I work for Network Rail in Britain in an office producing the time table. We will produce a working time table that sets down the times for every passenger and ECS working and some light engine moves. Freight trains are often put into suplements as thier running can fluctuate between production of the time table and it coming into effect. For the Scottish zone the Working Time Table is 2 A4 size books about 300 ish pages each, then there is the sectional appendics with sectional speed limits signaling systems, length of passing loops and milages. Again a very thick book. I read once on the Trains web site that the WTT for an American railroad does not lay down the times that trains should run. Well what is in an American WTT and if they dont contain the times of regular trains where are these times laid down?
We’re not ignoring you. I don’t really understand the question, but I think the short answer is we don’t have what you describe.

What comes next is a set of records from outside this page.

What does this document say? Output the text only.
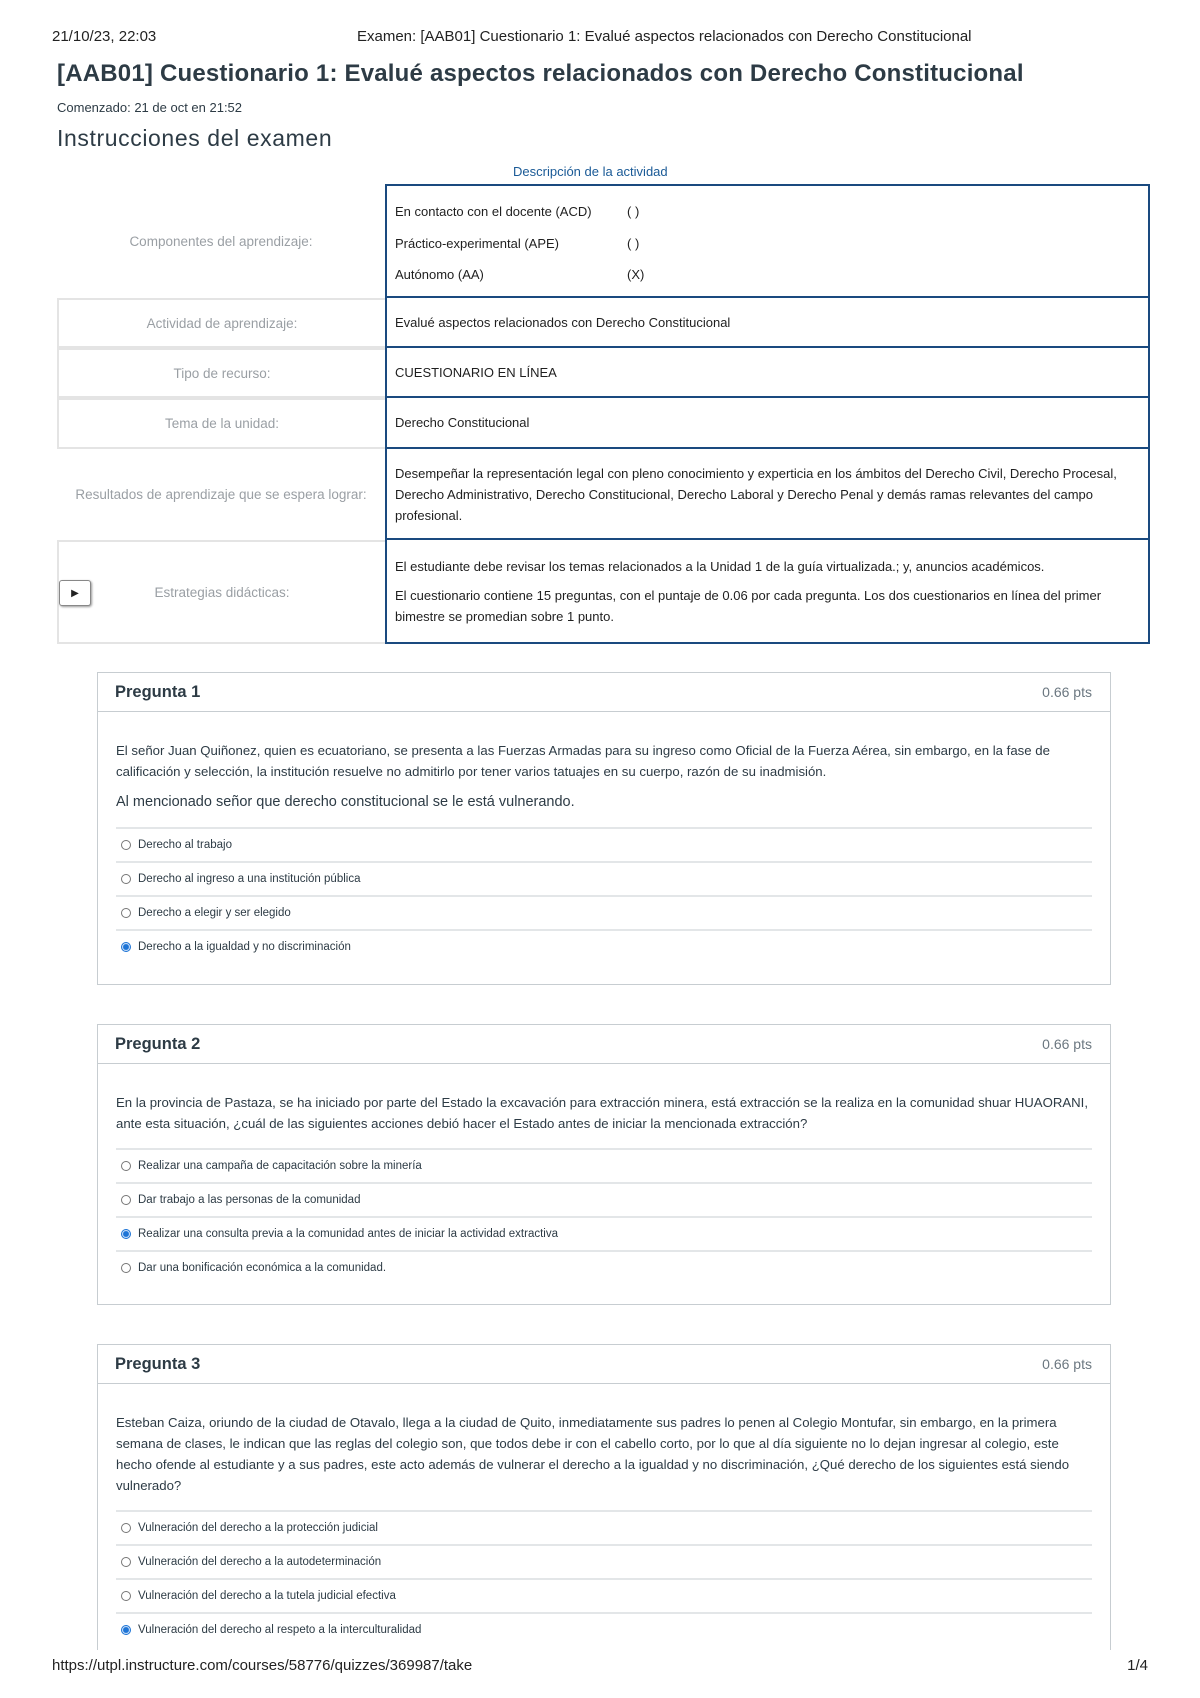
21/10/23, 22:03	Examen: [AAB01] Cuestionario 1: Evalué aspectos relacionados con Derecho Constitucional
[AAB01] Cuestionario 1: Evalué aspectos relacionados con Derecho Constitucional
Comenzado: 21 de oct en 21:52
Instrucciones del examen
Descripción de la actividad
Componentes del aprendizaje:
En contacto con el docente (ACD)	( )
Práctico-experimental (APE)	( )
Autónomo (AA)	(X)
Actividad de aprendizaje:	Evalué aspectos relacionados con Derecho Constitucional
Tipo de recurso:	CUESTIONARIO EN LÍNEA
Tema de la unidad:	Derecho Constitucional
Resultados de aprendizaje que se espera lograr:
Desempeñar la representación legal con pleno conocimiento y experticia en los ámbitos del Derecho Civil, Derecho Procesal, Derecho Administrativo, Derecho Constitucional, Derecho Laboral y Derecho Penal y demás ramas relevantes del campo profesional.
Estrategias didácticas:
▶

El estudiante debe revisar los temas relacionados a la Unidad 1 de la guía virtualizada.; y, anuncios académicos.

El cuestionario contiene 15 preguntas, con el puntaje de 0.06 por cada pregunta. Los dos cuestionarios en línea del primer bimestre se promedian sobre 1 punto.

Pregunta 1	0.66 pts

El señor Juan Quiñonez, quien es ecuatoriano, se presenta a las Fuerzas Armadas para su ingreso como Oficial de la Fuerza Aérea, sin embargo, en la fase de calificación y selección, la institución resuelve no admitirlo por tener varios tatuajes en su cuerpo, razón de su inadmisión.

Al mencionado señor que derecho constitucional se le está vulnerando.

Derecho al trabajo
Derecho al ingreso a una institución pública
Derecho a elegir y ser elegido
Derecho a la igualdad y no discriminación
Pregunta 2	0.66 pts

En la provincia de Pastaza, se ha iniciado por parte del Estado la excavación para extracción minera, está extracción se la realiza en la comunidad shuar HUAORANI, ante esta situación, ¿cuál de las siguientes acciones debió hacer el Estado antes de iniciar la mencionada extracción?

Realizar una campaña de capacitación sobre la minería
Dar trabajo a las personas de la comunidad
Realizar una consulta previa a la comunidad antes de iniciar la actividad extractiva
Dar una bonificación económica a la comunidad.
Pregunta 3	0.66 pts

Esteban Caiza, oriundo de la ciudad de Otavalo, llega a la ciudad de Quito, inmediatamente sus padres lo penen al Colegio Montufar, sin embargo, en la primera semana de clases, le indican que las reglas del colegio son, que todos debe ir con el cabello corto, por lo que al día siguiente no lo dejan ingresar al colegio, este hecho ofende al estudiante y a sus padres, este acto además de vulnerar el derecho a la igualdad y no discriminación, ¿Qué derecho de los siguientes está siendo vulnerado?

Vulneración del derecho a la protección judicial
Vulneración del derecho a la autodeterminación
Vulneración del derecho a la tutela judicial efectiva
Vulneración del derecho al respeto a la interculturalidad
https://utpl.instructure.com/courses/58776/quizzes/369987/take	1/4
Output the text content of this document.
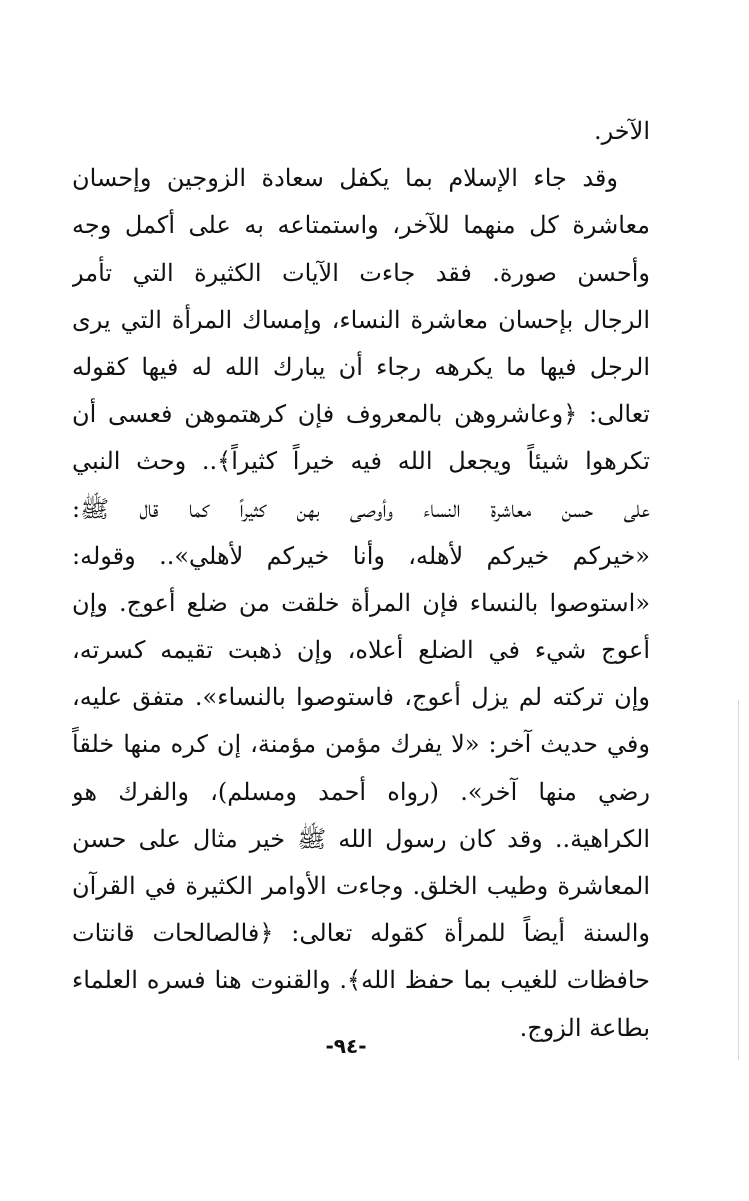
الآخر.
وقد جاء الإسلام بما يكفل سعادة الزوجين وإحسان
معاشرة كل منهما للآخر، واستمتاعه به على أكمل وجه
وأحسن صورة. فقد جاءت الآيات الكثيرة التي تأمر
الرجال بإحسان معاشرة النساء، وإمساك المرأة التي يرى
الرجل فيها ما يكرهه رجاء أن يبارك الله له فيها كقوله
تعالى: ﴿وعاشروهن بالمعروف فإن كرهتموهن فعسى أن
تكرهوا شيئاً ويجعل الله فيه خيراً كثيراً﴾.. وحث النبي
على حسن معاشرة النساء وأوصى بهن كثيراً كما قال ﷺ:
«خيركم خيركم لأهله، وأنا خيركم لأهلي».. وقوله:
«استوصوا بالنساء فإن المرأة خلقت من ضلع أعوج. وإن
أعوج شيء في الضلع أعلاه، وإن ذهبت تقيمه كسرته،
وإن تركته لم يزل أعوج، فاستوصوا بالنساء». متفق عليه،
وفي حديث آخر: «لا يفرك مؤمن مؤمنة، إن كره منها خلقاً
رضي منها آخر». (رواه أحمد ومسلم)، والفرك هو
الكراهية.. وقد كان رسول الله ﷺ خير مثال على حسن
المعاشرة وطيب الخلق. وجاءت الأوامر الكثيرة في القرآن
والسنة أيضاً للمرأة كقوله تعالى: ﴿فالصالحات قانتات
حافظات للغيب بما حفظ الله﴾. والقنوت هنا فسره العلماء
بطاعة الزوج.
-٩٤-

I am about to offer a very lame answer…
I suspect that freight trains in the USA relies on availible crew hours.
Amtrack (Similar to your old Intercity) in the NEC runs on a schedule as some long haul trains do.
We generaly don’t run freight trains on any real schedual. Amtrak and commuter trains do and they publish scheduals. Freight may have set times that they operate like local x has a start time of y, but these are not public information (at least not provided to the public by the RRs). Time sensitive stuff will have a cut-off time for getting out on the road, like UPS, but again the RRs don’t make this info available to the general public in timetables.

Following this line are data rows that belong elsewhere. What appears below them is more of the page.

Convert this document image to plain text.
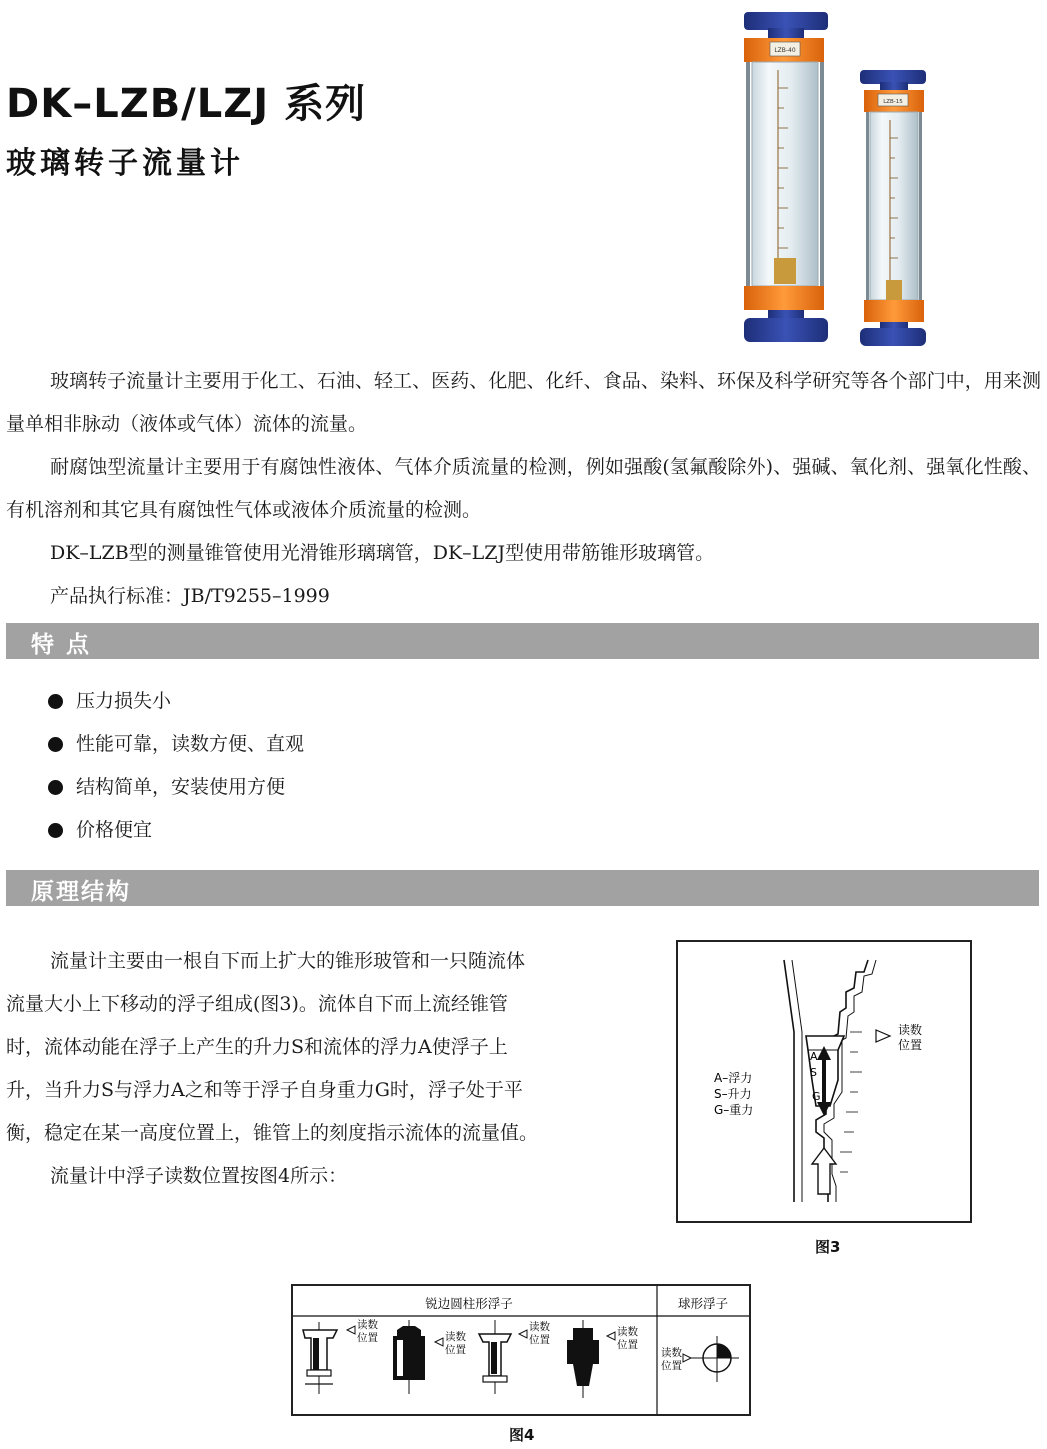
DK–LZB/LZJ 系列
玻璃转子流量计
LZB-40
LZB-15

玻璃转子流量计主要用于化工、石油、轻工、医药、化肥、化纤、食品、染料、环保及科学研究等各个部门中，用来测量单相非脉动（液体或气体）流体的流量。

耐腐蚀型流量计主要用于有腐蚀性液体、气体介质流量的检测，例如强酸(氢氟酸除外)、强碱、氧化剂、强氧化性酸、有机溶剂和其它具有腐蚀性气体或液体介质流量的检测。

DK–LZB型的测量锥管使用光滑锥形璃璃管，DK–LZJ型使用带筋锥形玻璃管。

产品执行标准：JB/T9255–1999

特 点
压力损失小
性能可靠，读数方便、直观
结构简单，安装使用方便
价格便宜
原理结构

流量计主要由一根自下而上扩大的锥形玻管和一只随流体流量大小上下移动的浮子组成(图3)。流体自下而上流经锥管时，流体动能在浮子上产生的升力S和流体的浮力A使浮子上升，当升力S与浮力A之和等于浮子自身重力G时，浮子处于平衡，稳定在某一高度位置上，锥管上的刻度指示流体的流量值。

流量计中浮子读数位置按图4所示：

A
S
G
读数
位置
A–浮力
S–升力
G–重力
图3
锐边圆柱形浮子	球形浮子
读数
位置	读数
位置
读数
位置
读数
位置
读数
位置
图4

It boils down to a difference in methods of operation. In the UK, train operations are based on a very detailed operating (working) timetable as described above with just about everything on a schedule, including freights. In North America, the operating timetables show number of tracks, location and length of sidings, allowable speeds, etc. Passenger train times are shown in areas where they operate but freight trains do not operate on a fixed schedule. The dispatcher arranges for operation of unscheduled (extra) trains through use of train orders in the past and currently through use of track warrants or Centralized Traffic Control.

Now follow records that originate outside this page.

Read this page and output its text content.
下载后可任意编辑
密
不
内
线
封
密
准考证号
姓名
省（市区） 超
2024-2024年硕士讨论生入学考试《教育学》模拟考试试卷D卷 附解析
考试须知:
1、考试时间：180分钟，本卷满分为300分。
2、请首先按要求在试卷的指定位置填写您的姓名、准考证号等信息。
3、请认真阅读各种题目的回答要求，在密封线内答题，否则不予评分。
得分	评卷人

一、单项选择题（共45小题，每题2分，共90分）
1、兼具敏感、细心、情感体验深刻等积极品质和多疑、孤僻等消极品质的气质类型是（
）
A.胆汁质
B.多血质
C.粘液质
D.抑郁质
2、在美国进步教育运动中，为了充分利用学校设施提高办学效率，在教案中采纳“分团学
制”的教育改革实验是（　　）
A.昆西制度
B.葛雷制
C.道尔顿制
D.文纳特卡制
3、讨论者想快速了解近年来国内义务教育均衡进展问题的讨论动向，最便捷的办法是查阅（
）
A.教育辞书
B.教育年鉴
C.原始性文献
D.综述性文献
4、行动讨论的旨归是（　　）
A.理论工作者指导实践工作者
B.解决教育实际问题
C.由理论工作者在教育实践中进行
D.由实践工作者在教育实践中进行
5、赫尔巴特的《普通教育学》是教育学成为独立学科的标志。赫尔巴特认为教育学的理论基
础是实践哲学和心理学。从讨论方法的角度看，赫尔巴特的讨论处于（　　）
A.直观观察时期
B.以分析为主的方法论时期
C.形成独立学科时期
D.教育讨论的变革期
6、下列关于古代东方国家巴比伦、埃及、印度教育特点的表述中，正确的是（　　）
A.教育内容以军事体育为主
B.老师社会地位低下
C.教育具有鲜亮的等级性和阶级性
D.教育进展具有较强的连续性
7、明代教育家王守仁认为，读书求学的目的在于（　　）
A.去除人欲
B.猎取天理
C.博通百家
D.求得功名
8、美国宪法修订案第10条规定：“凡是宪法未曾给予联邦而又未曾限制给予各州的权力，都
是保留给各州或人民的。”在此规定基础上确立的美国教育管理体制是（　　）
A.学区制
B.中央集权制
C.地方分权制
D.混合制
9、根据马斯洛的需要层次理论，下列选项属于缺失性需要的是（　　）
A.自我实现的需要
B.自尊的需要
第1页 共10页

Perhaps the dispatchers in our midst can fill us in on this and correct my probable errors.
Thanks for a bit more info on the topic, but i still find it a bit difficult to grasp how a vast railroad can be run without a time table in the British sense. Horses for courses though, there is no doubt that the way an American railway is run is vastly different to our side of the pond.
Here in the states we call it an Employee Time Table. In times past they did show scheduled trains, passengers, through freights and locals, all other movements not found were run as extras. With the railroads I’m somewhat familiar with, Southern Pacific and now Union Pacific, the practiced of scheduling through freights and locals per ETT ended sometime during the 1960s I think. After that only passenger trains were listed in ETTs, all other trains, both freights and local ran as extras under Forum 19 authority, train orders. There are experts on this subject, hopefully one of them will jumb in with more complete information.
As an example of what is in an ETT today, I’ll use Union Pacific Railroad’s Roseville Area ETT No 2, dated Sunday, August 15, 1999. Within this ETT on the first page is an index to Subdivisions and Industrial leads. The pages include an index of all stations in the Roseville area. Then comes the meat, a page or pages on each subdivision. At the end is a system map, next a Continental Time Conversion Cart along with a Table of Train Speeds.
Each Subdivision section has a table listing mile post, Rule 6.3, Control Points, Station Names, Station numbers and last Siding length. Also at the top of this chart is the Radio Channel used.
Next is section S1-01 which list the limits for Main Track Authority. Followed by section S1-02 which is a Maximum Speed Table by mile post. Then comes section S1-03 which is titled "Other Speed Restrictions, next section S1-04 titled “Main Track Designations”
S1-05 is set aside for Milepost Equations; S1-06 is titled "DTC Block Limits; fo
A lot of trains are just “run as they come,” meaning that the dispatcher will know a train’s location and set crew-change/call times, as well as the estimated departure time, but it will not have an exact time for departure on any given day.
I think it’s due to the great distances involved in trains vs. Britain. A train coming from 1000 miles away is going to have a lot of possible delays, so a scheduled run for a late train would make all other trains wait for it, also making them late. It’s much simpler to just let a train run from a certain point to another point, rather than counting on it being on time.